MiniMax Stock Surges Past Baidu in Market Cap — What China's AI Valuation Shock Means for Investors

By
Xiaoling Qian
1 min read

On March 10, 2026, MiniMax — an AI startup incorporated fewer than five years ago — closed the Hong Kong trading session with a market capitalization of HK$382.6 billion, surpassing Baidu's HK$332.2 billion by roughly HK$50 billion. The single-day gap followed a two-day surge of more than 51%, capping a 488% run since MiniMax's January 9 IPO, when it debuted at HK$345 per share and its market cap stood near HK$137 billion. It had already overtaken Ctrip and Kuaishou on the way up. Now it had claimed Baidu — the company that for a decade held the unofficial title of China's AI standard-bearer. The founder of MiniMax once interned there and won its scholarship. The symbolism was hard to miss.

Numbers That Make the Crossing Harder to Explain — and Easier to Understand

The financial chasm between the two companies is almost comically wide. Baidu posted 2025 revenues of RMB 129.1 billion; MiniMax posted $79 million (roughly RMB 574 million) — a gap of 239 times. Baidu earned a net profit of RMB 5.6 billion. MiniMax lost an adjusted $250.9 million, and on an IFRS basis lost $1.87 billion, largely from fair-value swings on financial liabilities. MiniMax burns approximately $10 for every $1 of revenue it generates.

Yet MiniMax's revenue grew 159% year-on-year, while Baidu's fell 3%. And MiniMax's price-to-sales ratio — calculated against its 2025 audited revenue — has exceeded 618 times. For context, OpenAI's most recent private valuation of roughly $850 billion against approximately $25 billion in annualized revenue implies a multiple of around 34 times. MiniMax is being priced at nearly 18 times the multiple of the most famous AI company on earth.

The direct catalyst was OpenClaw, a widely adopted AI agent platform that lists MiniMax as an official large-model provider. MiniMax launched MaxClaw, its own managed cloud assistant built atop OpenClaw, on February 26. Days later, Tencent announced its rival agent product "QClaw," which markets read as validation that AI agent commercialization across China was accelerating — lifting the entire AI-native cohort. MiniMax also released Voice Maker and Music Maker capabilities. Morgan Stanley noted that MiniMax's annualized recurring revenue jumped from $100 million to $150 million in just two months, token consumption of its M2 model rose sixfold between December 2025 and February 2026, and per-token inference cost fell more than 50%. The bank maintained an Overweight rating with a HK$990 target price.

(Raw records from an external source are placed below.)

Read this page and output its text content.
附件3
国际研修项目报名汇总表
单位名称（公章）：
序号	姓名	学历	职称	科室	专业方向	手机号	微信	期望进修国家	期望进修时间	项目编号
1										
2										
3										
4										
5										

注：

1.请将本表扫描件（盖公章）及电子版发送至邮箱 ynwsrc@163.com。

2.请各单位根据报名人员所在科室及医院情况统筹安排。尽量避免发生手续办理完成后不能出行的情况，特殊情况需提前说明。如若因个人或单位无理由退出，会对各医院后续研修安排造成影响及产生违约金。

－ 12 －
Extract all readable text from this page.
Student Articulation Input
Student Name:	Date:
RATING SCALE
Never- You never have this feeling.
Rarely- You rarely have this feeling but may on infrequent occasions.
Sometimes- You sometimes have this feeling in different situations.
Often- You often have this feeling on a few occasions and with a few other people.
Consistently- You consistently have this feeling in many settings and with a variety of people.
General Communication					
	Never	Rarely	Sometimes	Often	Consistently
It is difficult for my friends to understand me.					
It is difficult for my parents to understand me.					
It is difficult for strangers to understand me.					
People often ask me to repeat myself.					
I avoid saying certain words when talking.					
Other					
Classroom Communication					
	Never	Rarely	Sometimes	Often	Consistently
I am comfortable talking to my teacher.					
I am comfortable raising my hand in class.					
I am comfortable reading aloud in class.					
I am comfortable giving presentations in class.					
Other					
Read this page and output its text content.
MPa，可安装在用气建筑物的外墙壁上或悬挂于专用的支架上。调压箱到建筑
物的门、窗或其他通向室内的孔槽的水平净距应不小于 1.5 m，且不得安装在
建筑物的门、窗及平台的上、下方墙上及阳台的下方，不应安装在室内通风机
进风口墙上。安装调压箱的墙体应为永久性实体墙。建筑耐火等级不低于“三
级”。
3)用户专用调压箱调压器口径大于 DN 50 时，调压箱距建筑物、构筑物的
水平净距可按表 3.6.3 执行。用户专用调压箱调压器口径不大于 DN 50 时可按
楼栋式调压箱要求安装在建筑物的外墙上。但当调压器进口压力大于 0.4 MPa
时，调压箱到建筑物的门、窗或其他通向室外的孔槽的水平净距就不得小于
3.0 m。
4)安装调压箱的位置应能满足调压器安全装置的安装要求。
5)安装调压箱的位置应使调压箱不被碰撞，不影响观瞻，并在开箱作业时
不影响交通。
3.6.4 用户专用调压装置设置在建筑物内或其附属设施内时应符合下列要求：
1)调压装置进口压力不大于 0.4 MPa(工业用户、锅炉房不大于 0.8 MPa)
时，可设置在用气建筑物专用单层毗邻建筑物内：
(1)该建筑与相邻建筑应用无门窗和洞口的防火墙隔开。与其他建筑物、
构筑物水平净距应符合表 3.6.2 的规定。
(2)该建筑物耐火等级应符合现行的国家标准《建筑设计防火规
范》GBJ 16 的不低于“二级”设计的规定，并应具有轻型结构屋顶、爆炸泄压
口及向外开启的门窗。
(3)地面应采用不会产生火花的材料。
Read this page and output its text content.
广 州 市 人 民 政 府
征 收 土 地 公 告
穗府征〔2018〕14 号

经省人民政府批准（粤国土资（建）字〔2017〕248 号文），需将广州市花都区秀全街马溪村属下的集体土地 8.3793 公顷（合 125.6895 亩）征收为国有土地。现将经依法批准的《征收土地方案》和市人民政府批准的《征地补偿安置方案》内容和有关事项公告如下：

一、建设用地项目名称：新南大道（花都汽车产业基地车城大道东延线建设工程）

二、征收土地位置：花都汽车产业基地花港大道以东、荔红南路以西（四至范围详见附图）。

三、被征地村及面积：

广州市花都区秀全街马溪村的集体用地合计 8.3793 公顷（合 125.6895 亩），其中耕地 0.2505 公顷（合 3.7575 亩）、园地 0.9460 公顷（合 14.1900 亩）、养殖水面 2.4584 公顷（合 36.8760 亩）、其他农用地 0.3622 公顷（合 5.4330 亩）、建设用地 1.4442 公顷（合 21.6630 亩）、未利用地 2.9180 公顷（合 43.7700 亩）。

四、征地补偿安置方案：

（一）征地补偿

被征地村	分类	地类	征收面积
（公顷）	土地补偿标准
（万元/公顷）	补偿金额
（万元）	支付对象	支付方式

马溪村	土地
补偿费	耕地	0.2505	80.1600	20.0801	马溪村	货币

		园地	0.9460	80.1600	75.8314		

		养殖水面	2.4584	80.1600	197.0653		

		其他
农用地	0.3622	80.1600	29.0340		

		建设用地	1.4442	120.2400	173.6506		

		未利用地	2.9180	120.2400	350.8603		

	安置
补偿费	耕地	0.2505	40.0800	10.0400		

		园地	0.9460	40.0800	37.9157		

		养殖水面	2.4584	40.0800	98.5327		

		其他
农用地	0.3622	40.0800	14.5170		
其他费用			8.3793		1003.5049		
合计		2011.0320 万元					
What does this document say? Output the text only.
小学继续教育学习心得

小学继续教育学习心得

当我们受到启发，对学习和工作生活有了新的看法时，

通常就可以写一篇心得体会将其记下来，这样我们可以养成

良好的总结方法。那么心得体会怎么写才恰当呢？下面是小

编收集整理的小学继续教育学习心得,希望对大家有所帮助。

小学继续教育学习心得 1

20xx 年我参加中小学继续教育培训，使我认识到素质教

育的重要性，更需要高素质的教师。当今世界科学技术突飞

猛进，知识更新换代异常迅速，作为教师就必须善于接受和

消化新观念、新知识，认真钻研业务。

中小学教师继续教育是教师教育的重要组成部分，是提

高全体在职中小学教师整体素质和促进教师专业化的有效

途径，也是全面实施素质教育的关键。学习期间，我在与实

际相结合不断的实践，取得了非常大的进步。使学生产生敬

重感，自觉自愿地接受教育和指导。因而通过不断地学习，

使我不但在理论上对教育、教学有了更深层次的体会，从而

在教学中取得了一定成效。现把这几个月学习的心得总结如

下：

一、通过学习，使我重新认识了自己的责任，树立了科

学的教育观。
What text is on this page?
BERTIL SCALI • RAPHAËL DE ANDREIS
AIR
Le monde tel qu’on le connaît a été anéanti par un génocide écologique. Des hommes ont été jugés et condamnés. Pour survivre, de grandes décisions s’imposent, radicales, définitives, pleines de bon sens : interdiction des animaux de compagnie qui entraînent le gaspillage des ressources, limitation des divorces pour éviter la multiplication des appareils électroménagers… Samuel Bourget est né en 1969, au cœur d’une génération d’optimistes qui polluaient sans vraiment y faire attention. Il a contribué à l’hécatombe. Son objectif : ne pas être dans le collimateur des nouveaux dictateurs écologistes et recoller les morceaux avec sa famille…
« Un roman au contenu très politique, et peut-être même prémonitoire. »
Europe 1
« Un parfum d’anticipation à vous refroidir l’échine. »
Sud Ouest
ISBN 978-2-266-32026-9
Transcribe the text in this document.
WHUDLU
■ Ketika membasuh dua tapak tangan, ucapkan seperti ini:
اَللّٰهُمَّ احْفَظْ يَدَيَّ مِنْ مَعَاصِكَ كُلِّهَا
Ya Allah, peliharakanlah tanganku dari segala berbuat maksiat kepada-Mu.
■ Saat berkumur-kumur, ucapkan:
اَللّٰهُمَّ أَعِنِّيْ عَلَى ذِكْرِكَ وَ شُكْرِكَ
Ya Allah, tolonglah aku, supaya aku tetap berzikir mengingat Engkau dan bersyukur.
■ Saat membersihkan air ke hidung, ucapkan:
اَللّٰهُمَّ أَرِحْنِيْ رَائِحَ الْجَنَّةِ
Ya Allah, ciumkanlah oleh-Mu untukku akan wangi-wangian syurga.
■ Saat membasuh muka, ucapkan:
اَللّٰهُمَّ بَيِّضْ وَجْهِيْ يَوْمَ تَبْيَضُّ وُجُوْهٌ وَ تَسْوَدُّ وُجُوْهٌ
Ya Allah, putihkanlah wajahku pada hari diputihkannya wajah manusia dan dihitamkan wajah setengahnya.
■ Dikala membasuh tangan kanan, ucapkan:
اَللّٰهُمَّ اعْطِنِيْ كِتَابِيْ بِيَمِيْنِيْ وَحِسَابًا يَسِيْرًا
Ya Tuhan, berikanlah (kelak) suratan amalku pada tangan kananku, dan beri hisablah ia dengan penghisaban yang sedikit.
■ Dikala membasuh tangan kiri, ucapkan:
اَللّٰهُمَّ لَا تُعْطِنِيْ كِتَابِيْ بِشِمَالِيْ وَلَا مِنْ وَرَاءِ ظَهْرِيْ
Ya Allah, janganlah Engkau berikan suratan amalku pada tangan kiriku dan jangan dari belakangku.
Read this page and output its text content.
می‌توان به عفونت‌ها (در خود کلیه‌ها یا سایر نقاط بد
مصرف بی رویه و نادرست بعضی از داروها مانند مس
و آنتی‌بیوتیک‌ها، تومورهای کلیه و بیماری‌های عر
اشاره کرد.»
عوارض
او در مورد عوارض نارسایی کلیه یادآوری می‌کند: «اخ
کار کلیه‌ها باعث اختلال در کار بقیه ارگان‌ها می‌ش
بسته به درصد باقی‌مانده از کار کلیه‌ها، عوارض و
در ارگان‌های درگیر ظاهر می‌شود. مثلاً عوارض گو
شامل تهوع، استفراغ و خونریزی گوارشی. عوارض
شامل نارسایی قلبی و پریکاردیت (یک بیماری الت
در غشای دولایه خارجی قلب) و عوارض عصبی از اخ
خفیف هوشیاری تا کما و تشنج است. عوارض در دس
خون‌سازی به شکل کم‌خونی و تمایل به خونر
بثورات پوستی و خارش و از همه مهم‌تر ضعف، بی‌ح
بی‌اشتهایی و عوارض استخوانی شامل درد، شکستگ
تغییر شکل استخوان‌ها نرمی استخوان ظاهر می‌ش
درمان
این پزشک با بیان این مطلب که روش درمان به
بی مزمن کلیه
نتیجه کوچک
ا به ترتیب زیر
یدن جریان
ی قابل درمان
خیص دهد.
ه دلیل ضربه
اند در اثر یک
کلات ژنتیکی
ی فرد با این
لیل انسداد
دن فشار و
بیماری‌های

The Regime Signal Buried Inside the Multiple

The crossing is not a verdict on current business quality. It is a market declaration about where the next control layer of technology will reside — and who owns it.

Baidu's AI revenues are not negligible: AI applications generated over RMB 10 billion in 2025, and AI cloud contributed roughly RMB 20 billion. In Q4, AI-powered business represented 43% of Baidu General Business revenue. The problem is structural, not absent. Its legacy search and advertising businesses are deteriorating faster than AI can compensate, compressing the consolidated narrative even as the AI line grows. Baidu responded the way mature capital allocators do: a $5 billion buyback authorization and a new dividend policy. That is not a growth signal. It is a maturity signal.

MiniMax, by contrast, derives over 70% of its 2025 revenues from international markets and spans consumer and enterprise use cases. Morgan Stanley frames the total addressable opportunity at $41 billion in global enterprise AI, with MiniMax potentially capturing 3% of that market. The company carries HKEX's "pre-commercial specialist technology" classification — the exchange's formal acknowledgment that commercial maturity is not yet proven.

This is the sharpest framing for investors: the market is not saying MiniMax has won. It is saying the old businesses may be structurally de-rated while the new firms may own the next choke point. That is a duration and multiple story first, a fundamentals story second. At 618 times sales, MiniMax is not being priced as China's next AI winner. It is being priced as one of a handful of global platform winners — a far higher and more fragile bar. The milestone is real. The extrapolation is dangerous.